What’s more, to push it a bit further than I did last week, we are called to treat the created order as something good. Our bodies are not mere shells for our souls. They are, rather, gifts from God capable of being enlivened and transformed by the Holy Spirit. Despite what my college friends thought, this is something those monks in that abbey I went to knew very well. All of the sacrifice and austerity was not a means of denying the body, but of reminding one how the body was a gift from God, contingent on His provision of sustenance for it. Despite what we might think about the saints, all of the spiritual work and even corporal mortification which they underwent was not a means of subduing the body but of remembering to conform the body itself to Christ. So too must we reckon our bodies not as something keeping us from enjoying the divine life, but temples of the Holy Spirit to be treated with reverence and respect.
Likewise, the whole earth itself is not to be considered an impediment to the Christian life, but a gift from God to be treated with care and stewardship. Just like we humans fell into sin, so too did all creation fall after the sin of Adam, but in the Incarnation it was nonetheless deemed a place worthy of God’s own presence. As I suggested may be the case in my newsletter column this month, this was certainly my own experience Monday, taking in a natural wonder and being the more convinced of the wisdom and power of the one whom we claim set the stars in their courses–not from an unscientific “argument from design” but from a profoundly emotional sense in beholding something beautiful, explicable by human reason but not made the less wondrous for it.
So, Christ’s bodily nature after the resurrection should lead us to a certain respect for the created order and ourselves as a part of it. This naturally leads to some moral implications, the general principle being that what God has deemed good enough for himself should be honored by us, His people, and preserved for future generations.
There are also some implications here with regard to prayer.

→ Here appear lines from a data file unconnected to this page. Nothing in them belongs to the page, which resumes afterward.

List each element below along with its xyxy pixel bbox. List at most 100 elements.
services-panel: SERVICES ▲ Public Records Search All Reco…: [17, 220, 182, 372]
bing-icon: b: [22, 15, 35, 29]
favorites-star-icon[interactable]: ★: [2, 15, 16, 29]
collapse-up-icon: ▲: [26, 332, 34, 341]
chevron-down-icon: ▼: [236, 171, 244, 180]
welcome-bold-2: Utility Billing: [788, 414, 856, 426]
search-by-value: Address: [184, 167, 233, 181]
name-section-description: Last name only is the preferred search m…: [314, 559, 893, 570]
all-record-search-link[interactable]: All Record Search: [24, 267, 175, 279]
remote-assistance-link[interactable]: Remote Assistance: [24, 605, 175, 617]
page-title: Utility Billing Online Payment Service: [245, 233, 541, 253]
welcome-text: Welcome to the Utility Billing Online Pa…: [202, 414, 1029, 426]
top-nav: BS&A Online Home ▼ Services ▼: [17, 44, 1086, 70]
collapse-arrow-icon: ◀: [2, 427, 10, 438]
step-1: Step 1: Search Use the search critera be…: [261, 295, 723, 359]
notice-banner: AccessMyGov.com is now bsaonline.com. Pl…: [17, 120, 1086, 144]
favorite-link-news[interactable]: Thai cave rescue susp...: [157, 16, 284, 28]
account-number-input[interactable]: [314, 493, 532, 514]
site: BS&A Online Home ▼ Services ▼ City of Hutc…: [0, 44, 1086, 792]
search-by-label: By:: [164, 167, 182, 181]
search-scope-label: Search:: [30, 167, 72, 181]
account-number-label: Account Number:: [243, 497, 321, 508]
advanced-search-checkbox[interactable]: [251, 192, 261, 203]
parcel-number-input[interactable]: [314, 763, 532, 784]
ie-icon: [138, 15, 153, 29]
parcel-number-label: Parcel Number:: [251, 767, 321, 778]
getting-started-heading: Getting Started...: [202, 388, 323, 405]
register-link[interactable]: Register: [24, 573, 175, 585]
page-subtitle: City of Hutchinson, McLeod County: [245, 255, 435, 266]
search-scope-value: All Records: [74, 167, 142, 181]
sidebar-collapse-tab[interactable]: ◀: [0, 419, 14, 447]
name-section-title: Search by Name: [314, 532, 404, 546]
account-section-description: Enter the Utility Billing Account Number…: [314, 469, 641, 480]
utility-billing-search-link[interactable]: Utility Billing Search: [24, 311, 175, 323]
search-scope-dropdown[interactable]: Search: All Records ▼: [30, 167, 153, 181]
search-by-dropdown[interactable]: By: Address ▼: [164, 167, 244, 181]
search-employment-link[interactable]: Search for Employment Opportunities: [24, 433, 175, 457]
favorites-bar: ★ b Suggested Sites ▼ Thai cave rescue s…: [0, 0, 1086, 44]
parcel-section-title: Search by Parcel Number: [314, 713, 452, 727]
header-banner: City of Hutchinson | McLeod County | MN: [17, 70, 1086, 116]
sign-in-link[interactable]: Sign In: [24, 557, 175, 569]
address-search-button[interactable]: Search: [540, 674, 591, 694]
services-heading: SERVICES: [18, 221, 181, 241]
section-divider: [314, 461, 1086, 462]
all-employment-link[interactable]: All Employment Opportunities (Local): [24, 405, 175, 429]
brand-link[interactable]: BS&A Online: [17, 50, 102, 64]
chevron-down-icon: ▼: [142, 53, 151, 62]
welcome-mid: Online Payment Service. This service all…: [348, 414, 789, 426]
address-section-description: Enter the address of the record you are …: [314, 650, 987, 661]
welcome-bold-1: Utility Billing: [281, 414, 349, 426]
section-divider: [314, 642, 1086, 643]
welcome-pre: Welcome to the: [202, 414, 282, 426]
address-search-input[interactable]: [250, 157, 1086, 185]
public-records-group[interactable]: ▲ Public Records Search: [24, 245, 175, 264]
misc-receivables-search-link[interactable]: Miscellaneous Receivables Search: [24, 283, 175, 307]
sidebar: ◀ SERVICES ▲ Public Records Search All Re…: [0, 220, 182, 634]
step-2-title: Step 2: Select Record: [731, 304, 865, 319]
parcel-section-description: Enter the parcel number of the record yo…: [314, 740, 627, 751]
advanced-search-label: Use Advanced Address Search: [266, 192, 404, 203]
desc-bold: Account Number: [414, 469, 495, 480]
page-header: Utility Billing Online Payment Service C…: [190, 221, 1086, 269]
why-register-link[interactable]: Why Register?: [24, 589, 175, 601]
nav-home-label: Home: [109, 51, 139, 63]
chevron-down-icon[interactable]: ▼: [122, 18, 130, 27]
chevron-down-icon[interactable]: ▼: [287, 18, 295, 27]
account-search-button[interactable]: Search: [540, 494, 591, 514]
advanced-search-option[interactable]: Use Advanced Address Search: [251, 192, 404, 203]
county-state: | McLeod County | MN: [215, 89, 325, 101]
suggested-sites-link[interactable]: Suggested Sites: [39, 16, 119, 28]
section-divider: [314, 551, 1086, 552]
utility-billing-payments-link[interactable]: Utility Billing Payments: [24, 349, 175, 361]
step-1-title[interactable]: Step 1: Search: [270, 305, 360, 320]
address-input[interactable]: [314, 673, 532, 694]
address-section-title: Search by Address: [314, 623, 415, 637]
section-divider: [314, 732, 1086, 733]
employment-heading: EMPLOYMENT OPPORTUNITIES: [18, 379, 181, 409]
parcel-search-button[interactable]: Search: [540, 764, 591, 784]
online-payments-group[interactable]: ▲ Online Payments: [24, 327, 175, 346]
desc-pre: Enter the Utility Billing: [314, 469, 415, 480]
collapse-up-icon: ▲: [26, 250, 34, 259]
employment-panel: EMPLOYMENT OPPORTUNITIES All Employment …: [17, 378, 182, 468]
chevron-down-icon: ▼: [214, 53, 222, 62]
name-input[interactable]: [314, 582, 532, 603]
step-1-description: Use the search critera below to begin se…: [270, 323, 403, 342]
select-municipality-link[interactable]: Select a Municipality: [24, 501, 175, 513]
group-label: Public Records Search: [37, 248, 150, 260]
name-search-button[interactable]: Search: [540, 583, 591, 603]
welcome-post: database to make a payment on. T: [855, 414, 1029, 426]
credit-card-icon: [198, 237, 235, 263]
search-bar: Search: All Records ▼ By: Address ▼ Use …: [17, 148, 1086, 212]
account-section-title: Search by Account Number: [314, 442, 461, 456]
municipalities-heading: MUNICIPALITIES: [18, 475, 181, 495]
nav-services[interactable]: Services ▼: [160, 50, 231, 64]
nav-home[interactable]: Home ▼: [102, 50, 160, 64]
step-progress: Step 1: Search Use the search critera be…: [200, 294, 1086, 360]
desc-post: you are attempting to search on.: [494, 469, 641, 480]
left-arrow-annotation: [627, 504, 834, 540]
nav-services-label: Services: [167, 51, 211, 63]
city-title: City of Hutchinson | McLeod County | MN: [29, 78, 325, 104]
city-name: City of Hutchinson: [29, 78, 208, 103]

When we recognize the goodness of Creation and of our own “creatureliness”, our own embodiment, prayer becomes less a matter of transcending that reality and more a matter of inviting God’s transcendent glory and majesty, His Spirit, into our midst. Prayer is not escapism, not a means of downplaying our bodily existence or the difficulties that come along with it. Prayer is, rather, a means by which we ask God to fill that reality with His presence. The world and our individual existence within it are not illusory, not gnostic demiurgic emanations–they are God’s design and the reality in which God does His work. We cannot meditate our way out of this reality, nor should we. Rather we may and should always ask God to intercede in this Creation, which is His own possession, with the assurance that He will ultimately work his purposes out.
And finally, we should be ever mindful that God continues to enter this world and proclaim it His own, good possession. He continues to enter each of us and proclaim us as His children. This He does by His glorious, yet quotidian reappearing in the creatures of Bread and Wine. In these gifts, which we shall soon enjoy once more, Christ enters creation again; He enters common objects, that the Father might claim us, common earthbound men and women, as His own. May we be so aware of His bodily presence in this sacrament that we take it to our benefit and go out from here as resurrected people, given a foretaste of that city in which we shall one day dwell.
In the name of the Father and of the Son and of the Holy Spirit. Amen.